La solitude pèse plus lourd quand on est entouré.
C'est un sentiment plombant, de voir des gens se préoccuper de soi, nous entourer, mais ne pas ressentir leur chaleur, ne pas désirer leur présence, leur amitié. Parce que je n'ai pas faim d'amitié, j'ai faim d'amour profond, romantique, intime.
C'est ça que je désire, de l'intimité. Quelqu'un qui me choisisse et ait envie d'être contre moi. Ne plus me coucher seule tout le temps. Ne plus attendre qu'on ait du temps en trop à m'accorder. Je ne veux plus me contenter du surplus, ni de marques d'affection virtuelles, de câlins par écran interposé, de bonne nuit dans mes messages, avec des smiley en guise de compagnons. Parce que même avec toutes ces douceurs numériques je reste seule dans mon lit, seule dans la journée, à espérer une miette de temps, une soirée, une heure vite fait en présentiel, pour pouvoir toucher un être humain et espérer qu'il m'aime.
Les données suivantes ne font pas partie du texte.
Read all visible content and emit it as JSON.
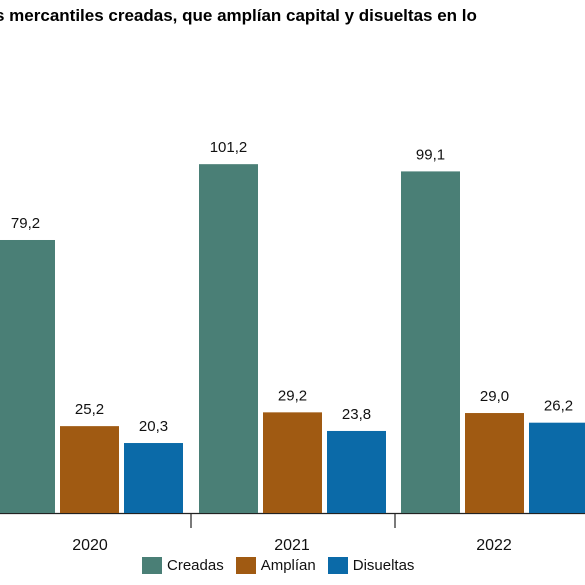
{
  "chart_data": {
    "type": "bar",
    "title": "s mercantiles creadas, que amplían capital y disueltas en lo",
    "categories": [
      "2020",
      "2021",
      "2022"
    ],
    "series": [
      {
        "name": "Creadas",
        "color": "#4a7f76",
        "values": [
          79.2,
          101.2,
          99.1
        ],
        "labels": [
          "79,2",
          "101,2",
          "99,1"
        ]
      },
      {
        "name": "Amplían",
        "color": "#a05a12",
        "values": [
          25.2,
          29.2,
          29.0
        ],
        "labels": [
          "25,2",
          "29,2",
          "29,0"
        ]
      },
      {
        "name": "Disueltas",
        "color": "#0b6aa8",
        "values": [
          20.3,
          23.8,
          26.2
        ],
        "labels": [
          "20,3",
          "23,8",
          "26,2"
        ]
      }
    ],
    "ylim": [
      0,
      120
    ],
    "grid": false,
    "legend_position": "bottom"
  }
}
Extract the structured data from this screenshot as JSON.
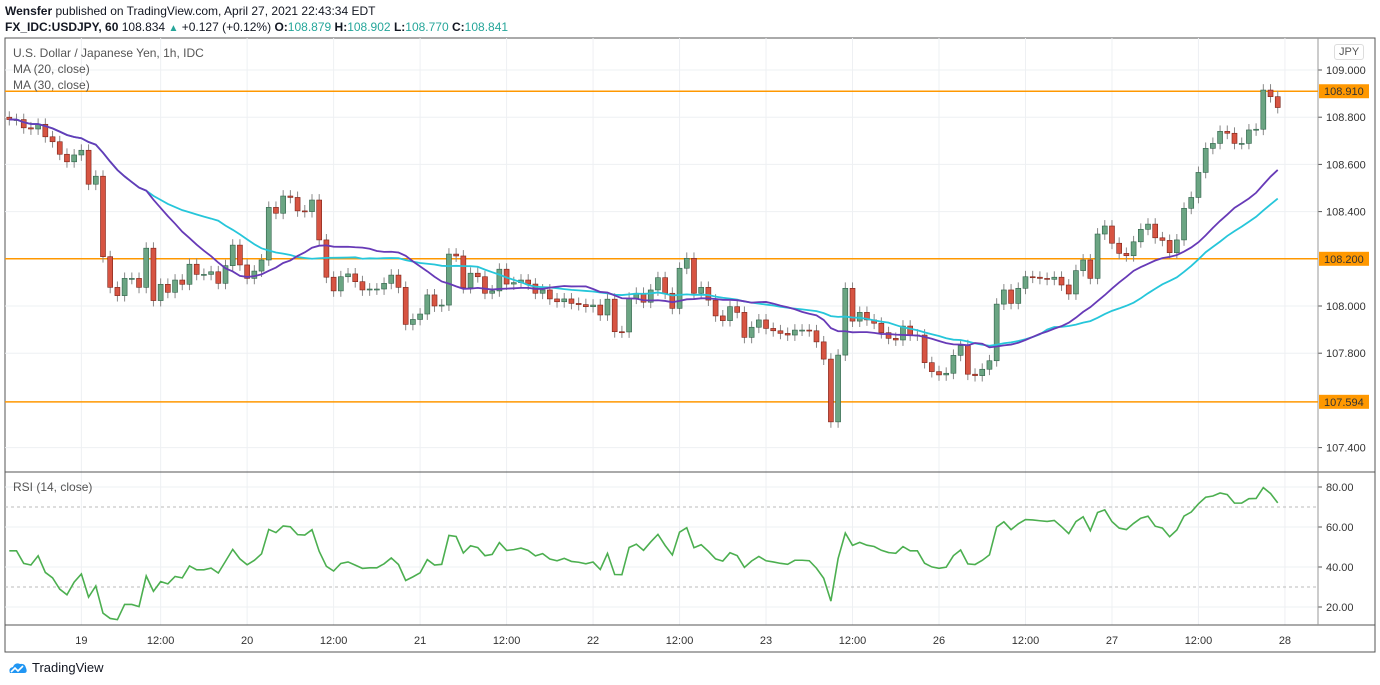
{
  "header": {
    "author": "Wensfer",
    "published": "published on TradingView.com, April 27, 2021 22:43:34 EDT",
    "symbol": "FX_IDC:USDJPY, 60",
    "last": "108.834",
    "change": "+0.127 (+0.12%)",
    "o_label": "O:",
    "o": "108.879",
    "h_label": "H:",
    "h": "108.902",
    "l_label": "L:",
    "l": "108.770",
    "c_label": "C:",
    "c": "108.841"
  },
  "legend": {
    "title": "U.S. Dollar / Japanese Yen, 1h, IDC",
    "ma20": "MA (20, close)",
    "ma30": "MA (30, close)",
    "rsi": "RSI (14, close)"
  },
  "currency_badge": "JPY",
  "footer": {
    "brand": "TradingView"
  },
  "colors": {
    "up": "#6ba583",
    "down": "#d75442",
    "level": "#ff9800",
    "ma20": "#673ab7",
    "ma30": "#26c6da",
    "rsi": "#4caf50"
  },
  "chart_data": {
    "type": "candlestick",
    "title": "U.S. Dollar / Japanese Yen, 1h, IDC",
    "ylim": [
      107.3,
      109.1
    ],
    "price_ticks": [
      "109.000",
      "108.800",
      "108.600",
      "108.400",
      "108.000",
      "107.800",
      "107.400"
    ],
    "levels": [
      {
        "value": 108.91,
        "label": "108.910"
      },
      {
        "value": 108.2,
        "label": "108.200"
      },
      {
        "value": 107.594,
        "label": "107.594"
      }
    ],
    "time_ticks": [
      {
        "label": "19",
        "bar": 11
      },
      {
        "label": "12:00",
        "bar": 22
      },
      {
        "label": "20",
        "bar": 34
      },
      {
        "label": "12:00",
        "bar": 46
      },
      {
        "label": "21",
        "bar": 58
      },
      {
        "label": "12:00",
        "bar": 70
      },
      {
        "label": "22",
        "bar": 82
      },
      {
        "label": "12:00",
        "bar": 94
      },
      {
        "label": "23",
        "bar": 106
      },
      {
        "label": "12:00",
        "bar": 118
      },
      {
        "label": "26",
        "bar": 130
      },
      {
        "label": "12:00",
        "bar": 142
      },
      {
        "label": "27",
        "bar": 154
      },
      {
        "label": "12:00",
        "bar": 166
      },
      {
        "label": "28",
        "bar": 178
      }
    ],
    "rsi_ticks": [
      "80.00",
      "60.00",
      "40.00",
      "20.00"
    ],
    "rsi_bands": [
      70,
      30
    ],
    "first_open": 108.8,
    "closes": [
      108.79,
      108.79,
      108.755,
      108.75,
      108.77,
      108.717,
      108.696,
      108.643,
      108.611,
      108.64,
      108.66,
      108.516,
      108.55,
      108.209,
      108.079,
      108.044,
      108.117,
      108.117,
      108.079,
      108.245,
      108.023,
      108.092,
      108.058,
      108.11,
      108.092,
      108.177,
      108.134,
      108.134,
      108.145,
      108.096,
      108.171,
      108.258,
      108.174,
      108.117,
      108.148,
      108.195,
      108.418,
      108.393,
      108.466,
      108.46,
      108.403,
      108.4,
      108.449,
      108.28,
      108.122,
      108.064,
      108.124,
      108.136,
      108.103,
      108.068,
      108.072,
      108.072,
      108.096,
      108.131,
      108.079,
      107.922,
      107.943,
      107.966,
      108.047,
      108.0,
      108.004,
      108.22,
      108.212,
      108.078,
      108.139,
      108.124,
      108.054,
      108.064,
      108.156,
      108.093,
      108.099,
      108.11,
      108.093,
      108.054,
      108.068,
      108.03,
      108.018,
      108.03,
      108.011,
      108.006,
      107.997,
      108.004,
      107.962,
      108.029,
      107.891,
      107.89,
      108.033,
      108.054,
      108.016,
      108.068,
      108.12,
      108.054,
      107.99,
      108.16,
      108.202,
      108.054,
      108.079,
      108.025,
      107.958,
      107.938,
      107.997,
      107.973,
      107.867,
      107.91,
      107.941,
      107.905,
      107.895,
      107.884,
      107.877,
      107.898,
      107.898,
      107.895,
      107.848,
      107.775,
      107.509,
      107.792,
      108.075,
      107.936,
      107.973,
      107.941,
      107.927,
      107.887,
      107.863,
      107.856,
      107.915,
      107.877,
      107.877,
      107.76,
      107.722,
      107.708,
      107.715,
      107.791,
      107.832,
      107.711,
      107.705,
      107.732,
      107.768,
      108.008,
      108.068,
      108.011,
      108.075,
      108.124,
      108.122,
      108.117,
      108.113,
      108.122,
      108.089,
      108.051,
      108.15,
      108.195,
      108.117,
      108.305,
      108.339,
      108.266,
      108.223,
      108.213,
      108.272,
      108.325,
      108.347,
      108.289,
      108.278,
      108.226,
      108.28,
      108.414,
      108.46,
      108.566,
      108.668,
      108.689,
      108.74,
      108.732,
      108.689,
      108.689,
      108.746,
      108.749,
      108.915,
      108.887,
      108.841
    ]
  }
}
Je ne veux plus être la friandise qu'on s'accorde hors de son quotidien. Je veux être le quotidien. Je veux être le personnage central de l'histoire.
En attendant, je pleure sur mon sort et je tâche de maintenir en vie des relations qui ne me rendent pas heureuse. où je suis placée sur l'extérieur, pour un petit extra, des fois qu'on ait une soirée de libre.
Je suis fatiguée de ces efforts inutiles. Fatiguée de lutter contre cette douleur là dans ma poitrine, ce hérisson. Fatiguée, fatiguée.